We’ve had nearly 30 years of order and common sense in domain names.
.com commercial, edu education, .gov is government and so forth. The ones we see most are those three. There are country domains, but nothing I visit use them.
Now we’ll have total chaos. some dumb idiot can create jerseys.cows or jackin.box
All kinds of silly crap.
Meanwhile we’re the ones expected to memorize this mess. At least some of us still type in URL’s. I do if they are a reasonable length. I can type in Amazon.com in about 2 seconds. It takes 15 seconds to go to Google or 30 seconds to scroll through my list of 100’s of bookmarks.
What’s your thoughts? Do you think it will hamper typing in URL’s?
<shudder> will this bright idea cause a mass exodus from the traditional URL’s? Will Amazon.com become Amazon.allkindsofcrap, cnn.com cnn.newsyouwanttoread, straightdope.com straightdope.cecil .?
It bugs me to think something so simple as cnn.com could become some bloated, ridiculous garbage that we can’t even remember.
How is news.cnn or www.cnn difficult to remember? Also, considering it will cost the better part of $200,000 to register one, and 25K/year to keep it going, I don’t think every Tom, Dick and Harry will get one.
It will take some getting used to, but I don’t see it as being inherently worse than everyone trying to have a .com or mangling a word to get something like www.delicio.us
What will this change mean to the hundreds of thousands of domain name servers out there?
I know at work we have a primary dns, secondary dns and even a third dns. DNS is critical for our Intranet and also our Internet. We can’t have our staff idle waiting on a dns reboot. If I get a chance, I’ll call one of our Systems Analysts tomorrow and see what they say. They are responsible for the DNS machines.
At the minimum, it probably means enlarging the dns tables in the server. Adding more memory etc. But, that’s just a guess.
IIRC correctly, nearly all DNS servers run Linux. Because it has such a small footprint. You can use practically any old pc as a print server or a DNS server with Linux.

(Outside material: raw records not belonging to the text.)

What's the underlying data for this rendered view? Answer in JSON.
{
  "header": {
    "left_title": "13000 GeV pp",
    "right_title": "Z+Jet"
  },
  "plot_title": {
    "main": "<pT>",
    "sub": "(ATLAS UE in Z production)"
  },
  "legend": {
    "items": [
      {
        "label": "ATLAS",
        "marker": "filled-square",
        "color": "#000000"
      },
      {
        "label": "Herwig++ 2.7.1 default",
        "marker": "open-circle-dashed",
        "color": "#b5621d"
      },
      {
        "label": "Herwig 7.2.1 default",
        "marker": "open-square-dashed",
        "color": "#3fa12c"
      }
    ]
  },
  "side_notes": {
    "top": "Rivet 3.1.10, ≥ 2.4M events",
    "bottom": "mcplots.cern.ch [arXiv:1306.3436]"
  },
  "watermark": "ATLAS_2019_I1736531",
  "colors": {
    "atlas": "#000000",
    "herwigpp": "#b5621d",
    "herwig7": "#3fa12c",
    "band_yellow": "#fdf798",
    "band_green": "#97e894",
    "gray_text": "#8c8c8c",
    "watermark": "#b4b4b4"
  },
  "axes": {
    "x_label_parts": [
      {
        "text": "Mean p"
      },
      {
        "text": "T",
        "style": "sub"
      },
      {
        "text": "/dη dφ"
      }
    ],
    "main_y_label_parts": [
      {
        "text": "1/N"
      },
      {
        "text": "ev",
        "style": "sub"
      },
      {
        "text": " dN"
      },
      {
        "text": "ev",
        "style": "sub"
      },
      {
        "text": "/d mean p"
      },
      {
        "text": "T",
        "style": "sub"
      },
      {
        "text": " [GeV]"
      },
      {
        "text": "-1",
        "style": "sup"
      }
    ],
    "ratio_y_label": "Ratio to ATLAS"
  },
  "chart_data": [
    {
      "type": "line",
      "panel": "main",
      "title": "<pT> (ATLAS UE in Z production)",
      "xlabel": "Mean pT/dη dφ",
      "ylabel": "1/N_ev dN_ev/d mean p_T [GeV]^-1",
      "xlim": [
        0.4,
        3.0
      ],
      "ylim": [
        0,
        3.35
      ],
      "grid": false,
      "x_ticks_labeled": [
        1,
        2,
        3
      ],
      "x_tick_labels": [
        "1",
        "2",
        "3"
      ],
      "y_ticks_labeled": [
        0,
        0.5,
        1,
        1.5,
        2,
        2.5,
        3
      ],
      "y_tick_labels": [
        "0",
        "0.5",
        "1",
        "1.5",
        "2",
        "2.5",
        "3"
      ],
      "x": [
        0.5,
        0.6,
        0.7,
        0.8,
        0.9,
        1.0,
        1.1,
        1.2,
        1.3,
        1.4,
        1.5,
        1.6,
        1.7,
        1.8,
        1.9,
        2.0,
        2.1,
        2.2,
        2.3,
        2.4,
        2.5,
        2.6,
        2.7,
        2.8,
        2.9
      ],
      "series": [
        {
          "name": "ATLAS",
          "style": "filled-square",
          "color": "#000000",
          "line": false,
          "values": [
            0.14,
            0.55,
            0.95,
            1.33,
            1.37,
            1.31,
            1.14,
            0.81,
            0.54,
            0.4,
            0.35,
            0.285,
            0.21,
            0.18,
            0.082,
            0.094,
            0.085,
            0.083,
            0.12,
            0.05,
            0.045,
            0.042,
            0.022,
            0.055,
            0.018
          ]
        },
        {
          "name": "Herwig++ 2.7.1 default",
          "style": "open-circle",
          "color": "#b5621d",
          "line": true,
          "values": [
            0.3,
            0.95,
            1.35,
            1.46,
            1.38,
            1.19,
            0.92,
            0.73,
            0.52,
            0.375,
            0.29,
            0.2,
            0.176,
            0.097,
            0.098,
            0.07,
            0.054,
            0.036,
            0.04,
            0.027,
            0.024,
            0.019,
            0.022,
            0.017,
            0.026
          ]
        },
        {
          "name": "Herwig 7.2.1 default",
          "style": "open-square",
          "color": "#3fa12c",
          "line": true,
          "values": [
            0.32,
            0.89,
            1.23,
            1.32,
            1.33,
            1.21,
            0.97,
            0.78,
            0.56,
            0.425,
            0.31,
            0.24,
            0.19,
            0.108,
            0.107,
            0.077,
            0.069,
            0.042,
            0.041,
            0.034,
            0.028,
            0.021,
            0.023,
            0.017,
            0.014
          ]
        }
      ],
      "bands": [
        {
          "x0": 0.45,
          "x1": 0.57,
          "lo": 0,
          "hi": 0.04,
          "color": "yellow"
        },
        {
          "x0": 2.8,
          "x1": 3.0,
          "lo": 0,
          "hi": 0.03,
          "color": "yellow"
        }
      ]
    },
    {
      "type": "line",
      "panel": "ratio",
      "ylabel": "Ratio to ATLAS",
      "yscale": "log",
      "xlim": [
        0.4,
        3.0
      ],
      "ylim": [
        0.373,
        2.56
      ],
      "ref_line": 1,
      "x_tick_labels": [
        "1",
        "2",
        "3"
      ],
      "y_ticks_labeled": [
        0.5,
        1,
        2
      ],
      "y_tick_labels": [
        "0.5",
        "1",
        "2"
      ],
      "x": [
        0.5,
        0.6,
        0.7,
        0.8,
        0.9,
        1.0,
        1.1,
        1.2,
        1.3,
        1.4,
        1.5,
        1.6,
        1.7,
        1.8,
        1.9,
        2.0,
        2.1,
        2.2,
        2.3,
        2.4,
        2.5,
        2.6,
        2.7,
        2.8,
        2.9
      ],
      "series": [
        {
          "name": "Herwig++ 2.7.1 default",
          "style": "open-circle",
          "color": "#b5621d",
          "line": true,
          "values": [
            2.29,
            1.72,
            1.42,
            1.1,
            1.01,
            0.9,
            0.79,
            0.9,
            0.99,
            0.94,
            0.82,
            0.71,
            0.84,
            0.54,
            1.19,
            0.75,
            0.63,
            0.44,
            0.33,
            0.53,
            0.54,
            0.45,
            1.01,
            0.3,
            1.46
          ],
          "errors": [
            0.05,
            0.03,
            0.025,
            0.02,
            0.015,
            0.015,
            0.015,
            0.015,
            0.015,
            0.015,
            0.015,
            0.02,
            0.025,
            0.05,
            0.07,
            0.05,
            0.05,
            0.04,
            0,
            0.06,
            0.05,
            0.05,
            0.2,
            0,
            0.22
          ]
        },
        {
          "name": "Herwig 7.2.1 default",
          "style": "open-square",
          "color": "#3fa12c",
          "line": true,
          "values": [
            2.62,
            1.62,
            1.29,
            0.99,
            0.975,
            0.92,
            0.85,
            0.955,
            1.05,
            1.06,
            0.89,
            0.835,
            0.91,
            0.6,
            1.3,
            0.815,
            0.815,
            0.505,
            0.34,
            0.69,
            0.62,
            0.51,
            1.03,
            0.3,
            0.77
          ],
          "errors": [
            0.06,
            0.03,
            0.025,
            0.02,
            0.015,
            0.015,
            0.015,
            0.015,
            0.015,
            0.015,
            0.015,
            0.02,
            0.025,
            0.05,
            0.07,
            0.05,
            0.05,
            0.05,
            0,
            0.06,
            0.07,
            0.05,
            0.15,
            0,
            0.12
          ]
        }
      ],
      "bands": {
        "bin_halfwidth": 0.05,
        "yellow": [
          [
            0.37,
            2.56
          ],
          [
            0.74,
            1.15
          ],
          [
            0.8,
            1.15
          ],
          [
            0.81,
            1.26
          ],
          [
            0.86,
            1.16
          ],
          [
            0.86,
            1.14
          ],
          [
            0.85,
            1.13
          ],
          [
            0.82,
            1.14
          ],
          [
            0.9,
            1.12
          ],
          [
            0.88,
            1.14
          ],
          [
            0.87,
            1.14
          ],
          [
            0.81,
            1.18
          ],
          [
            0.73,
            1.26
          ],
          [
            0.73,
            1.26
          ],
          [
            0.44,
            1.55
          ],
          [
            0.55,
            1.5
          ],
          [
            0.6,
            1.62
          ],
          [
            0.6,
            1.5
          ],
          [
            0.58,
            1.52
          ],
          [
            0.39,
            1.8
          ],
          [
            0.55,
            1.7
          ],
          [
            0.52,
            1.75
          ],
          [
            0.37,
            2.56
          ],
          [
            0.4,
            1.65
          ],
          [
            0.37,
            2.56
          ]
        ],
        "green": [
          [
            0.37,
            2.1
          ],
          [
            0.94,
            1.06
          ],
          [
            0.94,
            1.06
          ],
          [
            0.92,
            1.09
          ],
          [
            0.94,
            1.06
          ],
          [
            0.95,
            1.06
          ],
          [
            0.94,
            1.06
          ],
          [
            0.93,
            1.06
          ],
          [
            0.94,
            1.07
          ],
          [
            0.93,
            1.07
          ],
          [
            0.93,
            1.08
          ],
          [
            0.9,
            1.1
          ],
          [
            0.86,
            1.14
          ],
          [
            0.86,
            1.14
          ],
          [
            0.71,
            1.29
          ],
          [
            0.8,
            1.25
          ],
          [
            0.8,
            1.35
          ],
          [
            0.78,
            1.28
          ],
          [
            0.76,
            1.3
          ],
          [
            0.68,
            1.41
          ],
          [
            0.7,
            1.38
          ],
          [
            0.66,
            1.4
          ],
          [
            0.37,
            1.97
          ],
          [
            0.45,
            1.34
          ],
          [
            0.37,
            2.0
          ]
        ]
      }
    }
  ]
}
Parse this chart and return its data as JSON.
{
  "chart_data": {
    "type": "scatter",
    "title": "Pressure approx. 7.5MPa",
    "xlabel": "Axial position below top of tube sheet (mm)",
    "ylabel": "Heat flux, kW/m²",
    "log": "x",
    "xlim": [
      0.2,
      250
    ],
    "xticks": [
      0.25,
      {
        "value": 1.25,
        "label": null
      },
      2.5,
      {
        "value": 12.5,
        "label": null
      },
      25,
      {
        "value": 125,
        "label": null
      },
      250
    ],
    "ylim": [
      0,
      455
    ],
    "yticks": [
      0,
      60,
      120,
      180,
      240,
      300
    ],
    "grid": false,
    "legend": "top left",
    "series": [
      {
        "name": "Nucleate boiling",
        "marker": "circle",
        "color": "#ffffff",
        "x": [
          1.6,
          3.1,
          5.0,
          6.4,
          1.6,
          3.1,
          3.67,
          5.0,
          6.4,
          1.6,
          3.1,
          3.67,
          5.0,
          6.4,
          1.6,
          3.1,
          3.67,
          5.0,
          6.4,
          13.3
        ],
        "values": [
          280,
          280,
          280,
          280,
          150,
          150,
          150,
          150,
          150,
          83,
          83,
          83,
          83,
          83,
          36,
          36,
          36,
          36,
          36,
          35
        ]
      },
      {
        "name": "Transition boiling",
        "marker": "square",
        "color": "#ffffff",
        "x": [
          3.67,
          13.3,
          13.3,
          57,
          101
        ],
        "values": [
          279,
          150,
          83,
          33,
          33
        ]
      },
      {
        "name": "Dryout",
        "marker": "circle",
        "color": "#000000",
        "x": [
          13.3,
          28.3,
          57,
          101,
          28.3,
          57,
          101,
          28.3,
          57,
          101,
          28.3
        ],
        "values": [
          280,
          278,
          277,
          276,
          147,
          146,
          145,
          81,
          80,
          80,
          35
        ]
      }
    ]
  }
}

I can’t remember the last time I typed in an entire URL. It would’ve been recently, maybe within a month, but only the one time. Usually a single word will either be searched on, or come up in my awesome bar history, or I’m following somebody else’s link.
It’s not going to be a problem, and may actually be a good thing in that you can have more memorable creative urls that make a certain amount of sense.
Certainly very few people stuck with the “commercial” “internet” guidelines for .com and .net (though .org seems to have been unsullied). Heck, my own domain is a .com, not even a .com.au, and I don’t use it for anything commercial.
Wow, this is stupid. It doesn’t make things more memorable to add another word you have to remember. And it removes any indication of official versus unofficial websites.
And how many extra domains are you now going to have to register now that there are two different labels that can be typoed? Typo based attacks are going to become a lot more frequent. It’s not going to be just yotube.com, but also yotube.goggle, yotube.googol, yotube.gogle, etc.
And, yes, many people still use the URL bar, or these places wouldn’t still exist.
Contrariwise, any arsehole can register a “typo” domain using the appropriate top-level domain, currently.
If Amazon moves everything over to an Amazon TLD. (eg; shop.amazon) then that will really cut into scammers relying on people’s fat fingers to drive people to their crap site. You can’t register sjop.amazon, because you don’t have any right to have a subdomain under amazon. If you register an entirely new top-level domain like “amazom,” in the hopes that people will sometimes type in the wrong URL and wind up glancing at your front page for a moment before correcting their mistake, you have seriously misused your resources, because your ROI is not going to look nearly as sensible as it might for a $5 .com registration.
IDN = Internationalized Domain Name. This means you can use any character in a domain name, even non-latin characters that look the same as latin-alphabet ones. It’s like the difference between O and 0 or I and l, but worse, because you’re not expecting it. Consider the difference between C and С. The first one is the latin letter “capital cee” (Unicode code point U=0043) , and the second is the cyrillic letter “capital es” (Unicode code point U+0421). So I could register a domain “.сом” with the three Cyrillic letters “small es”, “small o”, and “small em”. How many people in a hurry under non-ideal conditions would notice that ‘м’ doesn’t look like ‘m’?
The danger is more in URLs provided in phishing-type emails. “The web address requesting my credit-card info looks like bigbank.com, I’ll click it!” But it goes to “bigbank.сом” in the pirate .сом domain, and there you are at the phisher’s carefully-prepared fake login screen.
I work in the domain name industry, and am involved in what will probably be quite a high-visibility new-tld project in due time. This is matter in which I have some expertise.
From the point of view of the public, and indeed brand owners, the new tld’s are imo a complete waste of time and money. The move benefits only the domain name industry (which, of course, must respond with all its might).
(This is my personal opinion and does not represent that of my employer!)